En fait, comme Anna me le dit parfois, avec nettement plus d’humour que je ne lui en aurais précédemment supposé, je suis l’histoire.

Comme nous tous.

Par chance, nous sommes le futur, également.

J’ai pris l’avion à la fin de la semaine suivante, quittant Londres pour la Californie, après avoir remis ma démission à l’université. Au cours des années qui ont suivi, j’ai entamé une nouvelle carrière dans ma vie professionnelle (en me découvrant un talent pour l’administration que je ne me serais pas soupçonné) ; une carrière au cours de laquelle – avec Isobel Napier-Grant, Tami Inoshishi, James Howlett et l’équipe associée venue de nombreuses autres institutions – j’ai vu les limites de la connaissance humaine repoussées dans des proportions stupéfiantes.
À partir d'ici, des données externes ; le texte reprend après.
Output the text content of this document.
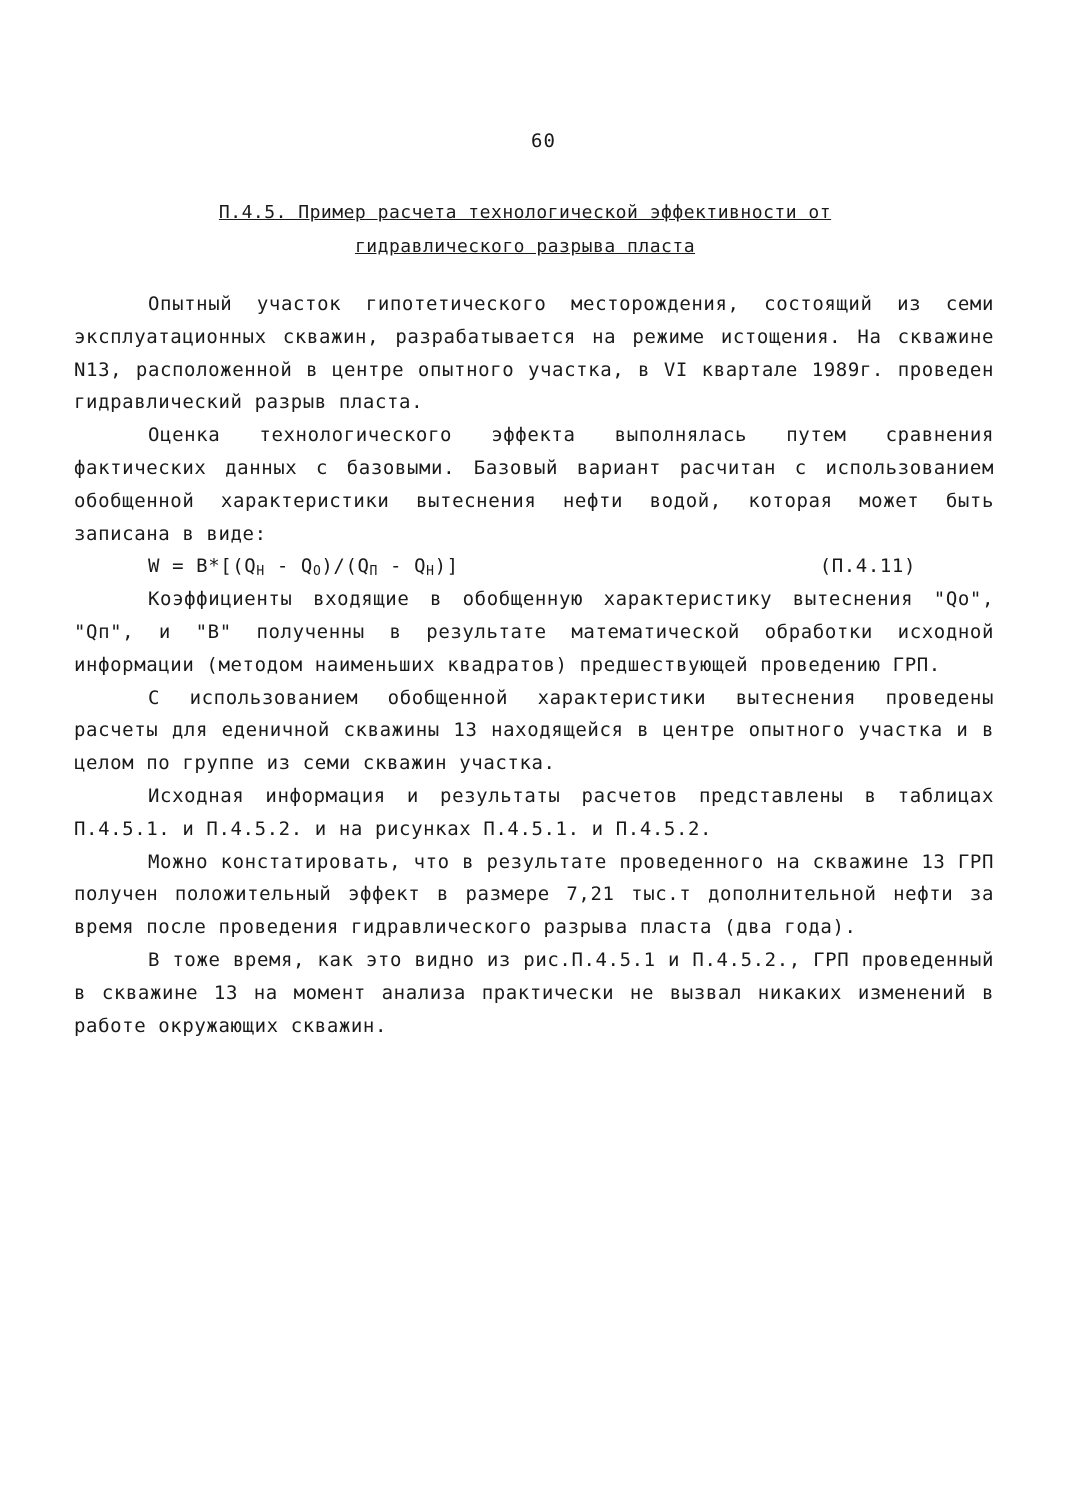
60
П.4.5. Пример расчета технологической эффективности от
гидравлического разрыва пласта

Опытный участок гипотетического месторождения, состоящий из семи эксплуатационных скважин, разрабатывается на режиме истощения. На скважине N13, расположенной в центре опытного участка, в VI квартале 1989г. проведен гидравлический разрыв пласта.

Оценка технологического эффекта выполнялась путем сравнения фактических данных с базовыми. Базовый вариант расчитан с использованием обобщенной характеристики вытеснения нефти водой, которая может быть записана в виде:

$W = B*[(Q_H - Q_O)/(Q_П - Q_H)]$	(П.4.11)

Коэффициенты входящие в обобщенную характеристику вытеснения "Qo", "Qп", и "B" полученны в результате математической обработки исходной информации (методом наименьших квадратов) предшествующей проведению ГРП.

С использованием обобщенной характеристики вытеснения проведены расчеты для еденичной скважины 13 находящейся в центре опытного участка и в целом по группе из семи скважин участка.

Исходная информация и результаты расчетов представлены в таблицах П.4.5.1. и П.4.5.2. и на рисунках П.4.5.1. и П.4.5.2.

Можно констатировать, что в результате проведенного на скважине 13 ГРП получен положительный эффект в размере 7,21 тыс.т дополнительной нефти за время после проведения гидравлического разрыва пласта (два года).

В тоже время, как это видно из рис.П.4.5.1 и П.4.5.2., ГРП проведенный в скважине 13 на момент анализа практически не вызвал никаких изменений в работе окружающих скважин.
À un niveau personnel, j’ai trouvé cette tâche tour à tour exigeante, exaltante, frustrante et édifiante ; et je ne comprends pas encore toutes les avancées effectuées dans le domaine de la théorie quantique !

L’équipe actuelle du projet Carthage est, bien entendue, composée des savants « officiels » qu’espérait Isobel Napier-Grant quand elle a décidé que nous devrions ouvrir largement les portes du site de Carthage à la recherche ; avec l’espoir qu’il devait exister des physiciens capables à la fois de faire les calculs et de mettre la terminologie au clair ; et de nous libérer de notre recours aux spéculations et aux métaphores. Au bout de neuf années, je dois dire qu’ils ont accompli tout ce qu’on pouvait espérer, et plus encore.
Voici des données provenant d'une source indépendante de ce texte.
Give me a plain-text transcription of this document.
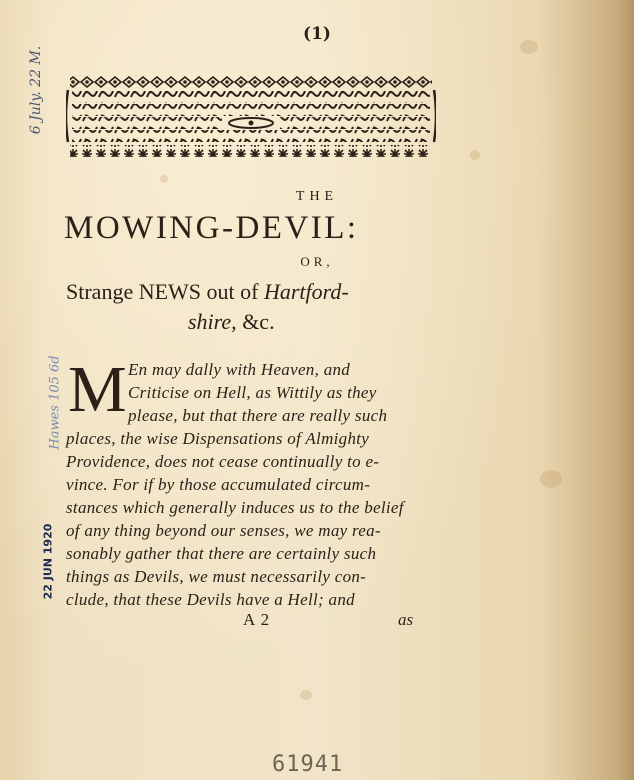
(1)
THE
MOWING-DEVIL:
OR,
Strange NEWS out of Hartford-
shire, &c.
M En may dally with Heaven, and
Criticise on Hell, as Wittily as they
please, but that there are really such
places, the wise Dispensations of Almighty
Providence, does not cease continually to e-
vince. For if by those accumulated circum-
stances which generally induces us to the belief
of any thing beyond our senses, we may rea-
sonably gather that there are certainly such
things as Devils, we must necessarily con-
clude, that these Devils have a Hell; and
A 2	as
6 July. 22 M.
Hawes 105 6d
22 JUN 1920
61941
Cette quatrième édition des documents Cendres est destinée à établir la vérité sur les origines du projet Carthage. La carrière du projet et les différentes découvertes dont il a fait part au cours des neuf dernières années sont trop connues pour qu’on les répète longuement ici. Nous constituons à présent une équipe de plus de cinq cents personnes, et nous prévoyons d’en engager d’autres. L’an prochain, pour notre dixième anniversaire, j’envisage de publier une histoire du projet.

Je souhaite que la publication préliminaire de ces documents serve à la fois à présenter l’arrière-plan du projet Carthage, et à apporter une conclusion au récit du Cendres ; pour autant qu’il puisse y en avoir une.

Il m’a fallu la plus grande partie de deux années pour déterminer ce que nous devions chercher.

De longues négociations entre les Nations unies et le gouvernement tunisien ont permis le retour d’une équipe de savants sur le site sous-marin de Carthage, où ils ont travaillé avec l’institut à Tunis même. Depuis, les objets ont été soumis à des analyses extrêmement profondes, tant là-bas qu’à l’étranger. (Nous avons été privés de nos membres russes et chinois par la « guerre du Millénaire » sino-russe de 2003-2005 ; mais heureusement, ils sont revenus depuis.)

En même temps, l’histoire de l’« Empire wisigoth » est devenue de plus en plus apparente dans des documents allant des années 1400 jusqu’à la fin du XIXe siècle. Un article fascinant d’un historien de l’université d’Alexandrie a détaillé comment, après 416, les tribus gothiques d’Ibérie avaient maintenu une colonie sur la côte nord-africaine et avaient été ultérieurement intégrées à la culture arabe (selon un processus comparable à celui des « royaumes latins d’Orient » des croisés, ultérieurement).

Des traces de l’invasion de la Chrétienté ont été mises au jour aux environs de Gênes, en Italie du Nord, où semble avoir été livrée une bataille considérable.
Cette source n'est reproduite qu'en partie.